DMD Exhibitors Say Traffic Is Light
It is unknown how many attendees were at the show's first day because the DMA does not release attendance figures, nor does it submit the show for third-party audits. However, several exhibitors said traffic was lighter because of the conflicting Catalog Conference in San Francisco.
Also, the sessions at this year's show are a solid five-minute walk away from the trade-show floor, whereas last year's sessions were adjacent to the exhibit hall. Several people also commented that last year's show -- the first at Javits -- was much better.

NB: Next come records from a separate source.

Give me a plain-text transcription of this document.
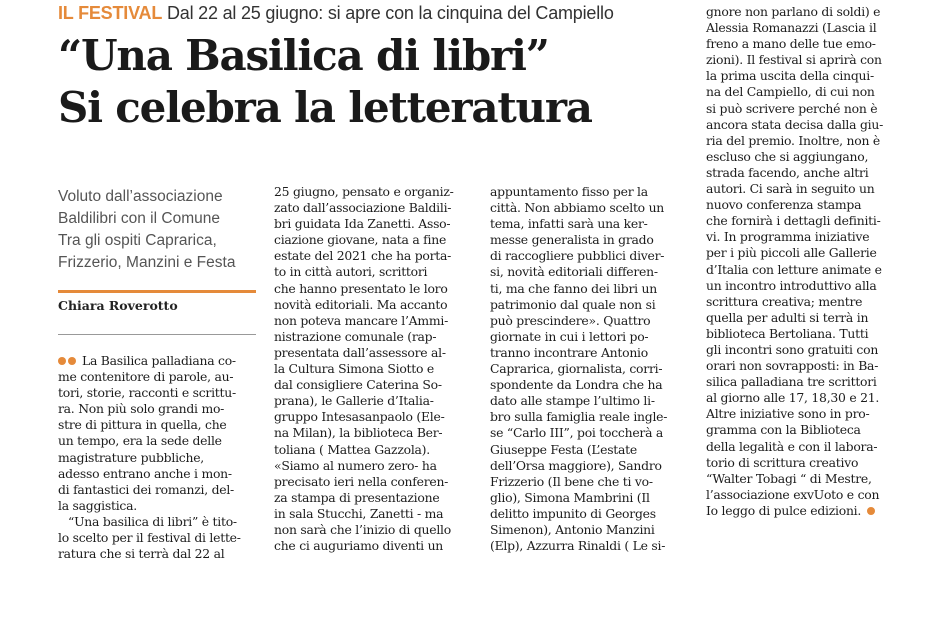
IL FESTIVAL Dal 22 al 25 giugno: si apre con la cinquina del Campiello
“Una Basilica di libri”
Si celebra la letteratura
Voluto dall’associazione
Baldilibri con il Comune
Tra gli ospiti Caprarica,
Frizzerio, Manzini e Festa
Chiara Roverotto
La Basilica palladiana co-
me contenitore di parole, au-
tori, storie, racconti e scrittu-
ra. Non più solo grandi mo-
stre di pittura in quella, che
un tempo, era la sede delle
magistrature pubbliche,
adesso entrano anche i mon-
di fantastici dei romanzi, del-
la saggistica.
“Una basilica di libri” è tito-
lo scelto per il festival di lette-
ratura che si terrà dal 22 al
25 giugno, pensato e organiz-
zato dall’associazione Baldili-
bri guidata Ida Zanetti. Asso-
ciazione giovane, nata a fine
estate del 2021 che ha porta-
to in città autori, scrittori
che hanno presentato le loro
novità editoriali. Ma accanto
non poteva mancare l’Ammi-
nistrazione comunale (rap-
presentata dall’assessore al-
la Cultura Simona Siotto e
dal consigliere Caterina So-
prana), le Gallerie d’Italia-
gruppo Intesasanpaolo (Ele-
na Milan), la biblioteca Ber-
toliana ( Mattea Gazzola).
«Siamo al numero zero- ha
precisato ieri nella conferen-
za stampa di presentazione
in sala Stucchi, Zanetti - ma
non sarà che l’inizio di quello
che ci auguriamo diventi un
appuntamento fisso per la
città. Non abbiamo scelto un
tema, infatti sarà una ker-
messe generalista in grado
di raccogliere pubblici diver-
si, novità editoriali differen-
ti, ma che fanno dei libri un
patrimonio dal quale non si
può prescindere». Quattro
giornate in cui i lettori po-
tranno incontrare Antonio
Caprarica, giornalista, corri-
spondente da Londra che ha
dato alle stampe l’ultimo li-
bro sulla famiglia reale ingle-
se “Carlo III”, poi toccherà a
Giuseppe Festa (L’estate
dell’Orsa maggiore), Sandro
Frizzerio (Il bene che ti vo-
glio), Simona Mambrini (Il
delitto impunito di Georges
Simenon), Antonio Manzini
(Elp), Azzurra Rinaldi ( Le si-
gnore non parlano di soldi) e
Alessia Romanazzi (Lascia il
freno a mano delle tue emo-
zioni). Il festival si aprirà con
la prima uscita della cinqui-
na del Campiello, di cui non
si può scrivere perché non è
ancora stata decisa dalla giu-
ria del premio. Inoltre, non è
escluso che si aggiungano,
strada facendo, anche altri
autori. Ci sarà in seguito un
nuovo conferenza stampa
che fornirà i dettagli definiti-
vi. In programma iniziative
per i più piccoli alle Gallerie
d’Italia con letture animate e
un incontro introduttivo alla
scrittura creativa; mentre
quella per adulti si terrà in
biblioteca Bertoliana. Tutti
gli incontri sono gratuiti con
orari non sovrapposti: in Ba-
silica palladiana tre scrittori
al giorno alle 17, 18,30 e 21.
Altre iniziative sono in pro-
gramma con la Biblioteca
della legalità e con il labora-
torio di scrittura creativo
“Walter Tobagi “ di Mestre,
l’associazione exvUoto e con
Io leggo di pulce edizioni.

"We were on the exterior rim last year -- and when sessions let out, the surge [in booth traffic] was immediate," said Craig Blake, an account director at direct mail and fulfillment services provider W.A. Wilde Co., Holliston, MA.

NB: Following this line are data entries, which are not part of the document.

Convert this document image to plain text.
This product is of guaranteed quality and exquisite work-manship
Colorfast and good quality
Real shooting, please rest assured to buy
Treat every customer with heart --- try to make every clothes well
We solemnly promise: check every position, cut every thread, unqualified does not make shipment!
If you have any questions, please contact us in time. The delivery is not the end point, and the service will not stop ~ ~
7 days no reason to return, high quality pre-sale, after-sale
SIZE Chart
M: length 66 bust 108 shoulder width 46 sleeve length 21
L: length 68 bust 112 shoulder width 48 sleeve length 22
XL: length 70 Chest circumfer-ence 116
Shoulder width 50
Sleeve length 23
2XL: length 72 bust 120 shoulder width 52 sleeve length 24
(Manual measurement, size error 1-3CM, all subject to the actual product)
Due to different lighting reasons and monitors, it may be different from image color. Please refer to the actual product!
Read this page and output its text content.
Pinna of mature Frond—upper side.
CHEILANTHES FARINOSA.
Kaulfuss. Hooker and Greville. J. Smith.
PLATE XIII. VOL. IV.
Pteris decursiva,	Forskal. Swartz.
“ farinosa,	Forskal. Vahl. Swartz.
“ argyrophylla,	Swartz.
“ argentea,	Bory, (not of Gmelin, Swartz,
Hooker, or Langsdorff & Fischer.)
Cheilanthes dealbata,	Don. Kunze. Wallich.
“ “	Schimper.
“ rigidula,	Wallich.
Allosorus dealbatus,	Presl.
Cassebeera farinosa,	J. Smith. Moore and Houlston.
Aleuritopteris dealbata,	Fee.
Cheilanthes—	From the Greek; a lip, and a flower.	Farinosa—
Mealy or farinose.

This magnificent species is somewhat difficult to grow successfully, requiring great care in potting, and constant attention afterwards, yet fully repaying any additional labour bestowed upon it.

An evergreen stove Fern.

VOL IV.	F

Blake said traffic at Wilde's booth "from noon to 3 was strong." However, he said, "You also have to do a lot of the pre-show stuff to drive the traffic." This year, Wilde mailed "Titanic" DVDs to trade-show attendees under the company's theme, "You will achieve blockbuster results with Wilde behind the scenes of your marketing strategy."
Traffic was better last year, "but we're getting good quality leads who look like they want to do business," said Paul Ercolino, director of sales at US Monitor, New City, NY.
"Attendance was moderate, but we heard that several people were red-eying from [the] catalog [show]," said Joe Frick, marketing manager at Adrea Rubin Marketing Inc., New York.
Michael Mazzone Jr., vice president of the wholesale division at Hugo Dunhill Mailing Lists Inc., New York, said traffic was better in the morning.
"Our aisle did very well, but our booth was right in front," he said. "This afternoon has been light."